Jusqu'à quand les autorités de protection des Monuments Historiques, peu courageuses du reste quand il s'agit de recadrer la municipalité nantaise (Îlot Lambert, chapelle des Cordeliers (voir notre article) ) ou le Conseil Général empégué dans l'affaire sans fin du château d'Ancenis (voir notre article), douloureuse épine dans la protection du patrimoine breton, vont-elles délibérément ignorer ce qui se passe à Saint-Nazaire, à savoir la destruction méthodique, lente, sûre, du patrimoine ancien de la ville. A savoir le détournement constant de la puissance publique municipale au service des projets immobiliers, au service de l'ultramoderne conformisme immobilier qui n'a pas le mauvais goût d'être en schiste ou granite et d'être breton. Et, hormis l'autel sacré de Monsieur Batteux, la monumentale et incontournable base sous-marine où des millions, tant anciens que nouveaux, tant francs qu'européens, ont été engloutis, même le béton teuton subit les conséquences du bétonnage à tout va (voir notre article). Jusqu'où ?
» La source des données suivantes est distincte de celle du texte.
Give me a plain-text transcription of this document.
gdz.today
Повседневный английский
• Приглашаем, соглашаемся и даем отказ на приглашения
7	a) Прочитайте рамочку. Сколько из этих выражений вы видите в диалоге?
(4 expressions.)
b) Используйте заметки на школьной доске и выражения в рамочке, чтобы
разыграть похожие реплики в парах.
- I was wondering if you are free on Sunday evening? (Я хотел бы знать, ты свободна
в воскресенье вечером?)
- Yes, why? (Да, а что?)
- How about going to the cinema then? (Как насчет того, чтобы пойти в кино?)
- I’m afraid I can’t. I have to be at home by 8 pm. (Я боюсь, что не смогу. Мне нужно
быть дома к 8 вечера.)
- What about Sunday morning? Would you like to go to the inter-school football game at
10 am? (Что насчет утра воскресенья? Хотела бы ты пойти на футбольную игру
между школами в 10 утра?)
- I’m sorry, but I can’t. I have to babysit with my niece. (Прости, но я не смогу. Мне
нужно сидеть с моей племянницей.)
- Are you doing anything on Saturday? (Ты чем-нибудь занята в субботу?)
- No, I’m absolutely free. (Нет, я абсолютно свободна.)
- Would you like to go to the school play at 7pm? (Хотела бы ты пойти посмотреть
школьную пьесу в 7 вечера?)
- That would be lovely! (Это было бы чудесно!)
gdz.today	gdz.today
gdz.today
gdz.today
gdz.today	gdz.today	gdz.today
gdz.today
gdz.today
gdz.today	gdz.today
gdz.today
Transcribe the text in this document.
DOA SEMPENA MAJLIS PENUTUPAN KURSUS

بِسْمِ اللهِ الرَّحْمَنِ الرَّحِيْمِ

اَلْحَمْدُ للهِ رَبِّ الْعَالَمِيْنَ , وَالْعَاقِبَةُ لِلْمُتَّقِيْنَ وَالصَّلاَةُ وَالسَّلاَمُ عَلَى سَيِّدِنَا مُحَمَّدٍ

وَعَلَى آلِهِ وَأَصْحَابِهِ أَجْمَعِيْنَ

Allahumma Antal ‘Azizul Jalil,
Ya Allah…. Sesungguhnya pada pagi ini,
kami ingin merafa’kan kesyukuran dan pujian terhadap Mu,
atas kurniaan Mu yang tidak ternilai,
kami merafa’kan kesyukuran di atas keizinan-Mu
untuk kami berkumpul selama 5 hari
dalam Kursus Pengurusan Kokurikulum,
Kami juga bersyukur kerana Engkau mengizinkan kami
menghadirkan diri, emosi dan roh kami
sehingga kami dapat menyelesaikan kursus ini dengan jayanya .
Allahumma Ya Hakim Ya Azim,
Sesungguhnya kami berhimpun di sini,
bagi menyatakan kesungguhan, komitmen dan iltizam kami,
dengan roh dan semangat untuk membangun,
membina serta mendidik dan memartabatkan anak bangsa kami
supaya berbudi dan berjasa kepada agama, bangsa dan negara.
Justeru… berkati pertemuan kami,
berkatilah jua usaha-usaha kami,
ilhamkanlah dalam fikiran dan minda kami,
Car non, ce n'est pas le rôle d'un exécutif municipal, qui devrait se dévouer pour le bien et l'intérêt général de sa ville, d'enraciner sa commune dans le moche. Car non, ce n'est pas le rôle d'une municipalité que de prêter main forte à des sociétés privées, surtout immobilières, et d'ester en justice à leurs côtés pour contraindre des riverains à reculer devant un dispendieux procès : l'abus de pouvoir ici, même s'il peut être de coutume sur les rives de la Méditerranée, constitue un dangereux précédent en Bretagne, et même dans cette partie de l'Hexagone qui n'a pas encore été touchée par la pratique méridionale du pouvoir (qui a déjà atteint le Pas-de-Calais (voir le site) Car non, enfin, ce n'est ni le rôle d'une municipalité, ni en faveur d'un maire, que de le voir déclarer dans les colonnes de L’Écho de la Presqu'île (voir le site) au sujet du château de Porcé construit en 1860 et qui se ruine tristement dans le plus beau coin de Saint-Nazaire, « j'étais donc favorable à sa destruction mais pour ne pas créer de polémique, j'ai décidé de l'abandonner en me disant qu'il tomberait tout seul. Ce qui arrive aujourd'hui. C'est loin d'être une œuvre d'art, qui plus est ». qu'il a délibérément laissé en plan un édifice municipal. Négligeant le jour où la responsabilité de la Ville – qu'il ne dirigera peut-être plus – sera engagée pour faute suite à un dommage causé par les ruines de la bâtisse.
Louis-Benoît GREFFE
Notes :
Nous remercions Sylvie LAUDRIN et Gabriel de SAINT-LOUP pour leur concours dans la réalisation de cet article.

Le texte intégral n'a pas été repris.